An async check never runs. You probably called v.safeParse instead of v.safeParseAsync, or built the pipe with v.pipe instead of v.pipeAsync. Any async action requires the async parse method and the async pipe.
InferInput and InferOutput differ unexpectedly. That is by design when you use v.transform. Type your function arguments with InferInput (what callers send) and your results with InferOutput (what they receive after parsing).
Bundle larger than expected. Make sure you import as import * as v from 'valibot' and let your bundler tree-shake. Avoid re-exporting the entire namespace from a barrel file, which can defeat dead-code elimination.
Next Steps
- Add
v.brandto create nominal types (aUserIdthat is not interchangeable with any other string). - Explore
v.fallbackto recover gracefully from invalid values instead of failing. - Wire your schemas into a tRPC or Hono API so request bodies are validated at the edge.
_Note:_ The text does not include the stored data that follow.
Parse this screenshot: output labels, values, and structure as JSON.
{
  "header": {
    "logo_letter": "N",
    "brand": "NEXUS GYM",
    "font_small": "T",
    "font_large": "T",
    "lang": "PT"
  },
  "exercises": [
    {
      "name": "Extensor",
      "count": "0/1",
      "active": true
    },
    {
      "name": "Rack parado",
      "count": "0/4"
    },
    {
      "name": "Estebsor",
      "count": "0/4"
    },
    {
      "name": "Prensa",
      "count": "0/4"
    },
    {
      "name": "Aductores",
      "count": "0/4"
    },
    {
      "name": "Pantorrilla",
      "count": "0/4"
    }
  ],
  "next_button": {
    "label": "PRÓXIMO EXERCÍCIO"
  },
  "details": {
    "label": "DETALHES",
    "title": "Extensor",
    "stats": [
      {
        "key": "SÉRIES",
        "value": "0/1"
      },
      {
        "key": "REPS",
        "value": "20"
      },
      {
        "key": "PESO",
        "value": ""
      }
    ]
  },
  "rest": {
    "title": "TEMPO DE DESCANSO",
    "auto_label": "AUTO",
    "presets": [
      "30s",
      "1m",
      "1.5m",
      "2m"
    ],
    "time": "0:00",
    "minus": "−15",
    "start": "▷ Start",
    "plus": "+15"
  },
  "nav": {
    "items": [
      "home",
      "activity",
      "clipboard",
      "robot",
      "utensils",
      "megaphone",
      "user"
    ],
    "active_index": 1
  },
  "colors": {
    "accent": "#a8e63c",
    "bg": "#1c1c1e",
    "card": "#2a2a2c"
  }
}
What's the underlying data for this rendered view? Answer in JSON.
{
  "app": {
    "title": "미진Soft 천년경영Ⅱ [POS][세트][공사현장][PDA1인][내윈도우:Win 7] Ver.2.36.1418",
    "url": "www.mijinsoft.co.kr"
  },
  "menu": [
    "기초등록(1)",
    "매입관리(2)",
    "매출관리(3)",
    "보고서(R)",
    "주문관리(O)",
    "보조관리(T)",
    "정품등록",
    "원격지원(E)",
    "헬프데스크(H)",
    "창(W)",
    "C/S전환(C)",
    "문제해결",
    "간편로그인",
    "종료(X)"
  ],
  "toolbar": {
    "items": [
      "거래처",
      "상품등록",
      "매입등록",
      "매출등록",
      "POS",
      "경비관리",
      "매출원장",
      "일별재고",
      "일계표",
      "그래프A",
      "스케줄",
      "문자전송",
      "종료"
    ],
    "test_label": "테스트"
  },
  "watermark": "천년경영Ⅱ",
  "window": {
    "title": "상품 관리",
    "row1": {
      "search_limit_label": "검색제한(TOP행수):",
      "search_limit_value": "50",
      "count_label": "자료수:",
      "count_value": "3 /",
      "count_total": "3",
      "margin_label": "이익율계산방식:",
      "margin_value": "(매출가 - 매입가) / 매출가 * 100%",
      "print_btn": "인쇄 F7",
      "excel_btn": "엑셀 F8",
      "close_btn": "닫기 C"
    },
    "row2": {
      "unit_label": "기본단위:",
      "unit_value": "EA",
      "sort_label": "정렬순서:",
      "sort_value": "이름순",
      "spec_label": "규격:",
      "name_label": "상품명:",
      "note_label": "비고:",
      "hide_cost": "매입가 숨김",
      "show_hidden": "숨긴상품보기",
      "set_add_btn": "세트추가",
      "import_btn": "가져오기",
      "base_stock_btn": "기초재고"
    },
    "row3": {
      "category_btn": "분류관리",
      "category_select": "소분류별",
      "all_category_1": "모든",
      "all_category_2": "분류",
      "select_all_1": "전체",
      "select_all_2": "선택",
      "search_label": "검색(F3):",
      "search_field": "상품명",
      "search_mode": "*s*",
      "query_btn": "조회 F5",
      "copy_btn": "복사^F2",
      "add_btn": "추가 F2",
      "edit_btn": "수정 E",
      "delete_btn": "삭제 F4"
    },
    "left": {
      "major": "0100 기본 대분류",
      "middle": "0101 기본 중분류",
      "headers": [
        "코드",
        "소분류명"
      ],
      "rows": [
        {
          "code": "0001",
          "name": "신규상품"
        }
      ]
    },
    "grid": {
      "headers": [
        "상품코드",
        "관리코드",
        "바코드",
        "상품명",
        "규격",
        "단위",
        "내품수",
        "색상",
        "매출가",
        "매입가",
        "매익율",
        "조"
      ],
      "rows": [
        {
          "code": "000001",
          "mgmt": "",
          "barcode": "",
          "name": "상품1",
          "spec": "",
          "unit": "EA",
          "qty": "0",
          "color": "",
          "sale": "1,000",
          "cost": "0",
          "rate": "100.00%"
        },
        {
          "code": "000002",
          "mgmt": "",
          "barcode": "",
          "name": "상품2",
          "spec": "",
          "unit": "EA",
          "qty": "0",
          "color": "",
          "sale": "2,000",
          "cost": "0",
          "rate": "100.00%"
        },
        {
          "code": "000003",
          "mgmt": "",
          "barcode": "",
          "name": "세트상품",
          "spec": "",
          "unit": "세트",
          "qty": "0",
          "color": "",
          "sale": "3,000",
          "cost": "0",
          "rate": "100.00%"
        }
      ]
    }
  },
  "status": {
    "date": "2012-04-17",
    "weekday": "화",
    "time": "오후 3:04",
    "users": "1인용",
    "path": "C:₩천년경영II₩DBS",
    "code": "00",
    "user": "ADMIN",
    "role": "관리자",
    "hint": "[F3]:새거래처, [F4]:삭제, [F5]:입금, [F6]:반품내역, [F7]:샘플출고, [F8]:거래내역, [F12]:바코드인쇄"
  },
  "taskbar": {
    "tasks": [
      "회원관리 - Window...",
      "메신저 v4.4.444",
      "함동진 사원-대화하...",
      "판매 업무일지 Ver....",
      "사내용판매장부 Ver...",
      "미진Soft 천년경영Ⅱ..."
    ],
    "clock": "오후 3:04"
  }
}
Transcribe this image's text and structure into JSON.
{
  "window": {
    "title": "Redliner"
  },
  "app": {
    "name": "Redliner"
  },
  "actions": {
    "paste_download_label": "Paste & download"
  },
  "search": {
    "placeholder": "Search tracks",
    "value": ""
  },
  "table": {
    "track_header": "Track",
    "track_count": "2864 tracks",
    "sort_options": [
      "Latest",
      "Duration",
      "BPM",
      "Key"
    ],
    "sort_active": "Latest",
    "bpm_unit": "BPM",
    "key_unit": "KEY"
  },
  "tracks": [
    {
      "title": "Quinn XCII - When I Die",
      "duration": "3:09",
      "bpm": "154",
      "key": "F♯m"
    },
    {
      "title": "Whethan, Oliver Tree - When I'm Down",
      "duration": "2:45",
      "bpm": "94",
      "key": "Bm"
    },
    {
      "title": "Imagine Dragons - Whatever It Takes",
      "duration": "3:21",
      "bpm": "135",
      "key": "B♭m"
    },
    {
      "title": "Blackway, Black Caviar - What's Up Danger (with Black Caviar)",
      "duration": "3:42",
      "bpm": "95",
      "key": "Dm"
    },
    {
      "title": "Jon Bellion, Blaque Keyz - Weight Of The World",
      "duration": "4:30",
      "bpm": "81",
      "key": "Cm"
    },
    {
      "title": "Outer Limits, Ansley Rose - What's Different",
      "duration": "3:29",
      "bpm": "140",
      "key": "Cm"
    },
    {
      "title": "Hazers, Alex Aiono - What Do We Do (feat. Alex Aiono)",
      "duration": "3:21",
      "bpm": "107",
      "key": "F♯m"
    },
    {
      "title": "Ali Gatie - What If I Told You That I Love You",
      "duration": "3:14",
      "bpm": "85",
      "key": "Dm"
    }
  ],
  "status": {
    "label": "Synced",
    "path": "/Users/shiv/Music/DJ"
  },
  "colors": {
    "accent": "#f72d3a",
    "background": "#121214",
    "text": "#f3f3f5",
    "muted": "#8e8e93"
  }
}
- Compare bundle impact against your current validator with a tool like
bundlejsto quantify the savings.
Conclusion
Valibot gives you Zod-grade ergonomics and full TypeScript inference while shipping a fraction of the JavaScript, thanks to its modular, tree-shakeable design. You now have a complete pattern: define schemas once, derive types with InferOutput, parse safely with safeParse, group errors with flatten, handle async rules with the *Async family, and guard a Next.js Server Action end-to-end.
The bigger lesson is architectural: when a single schema is the source of truth for your types, your forms, your API, and your config, entire categories of bugs simply cannot occur. Validate at the boundary, infer everywhere else, and let the compiler carry the rest.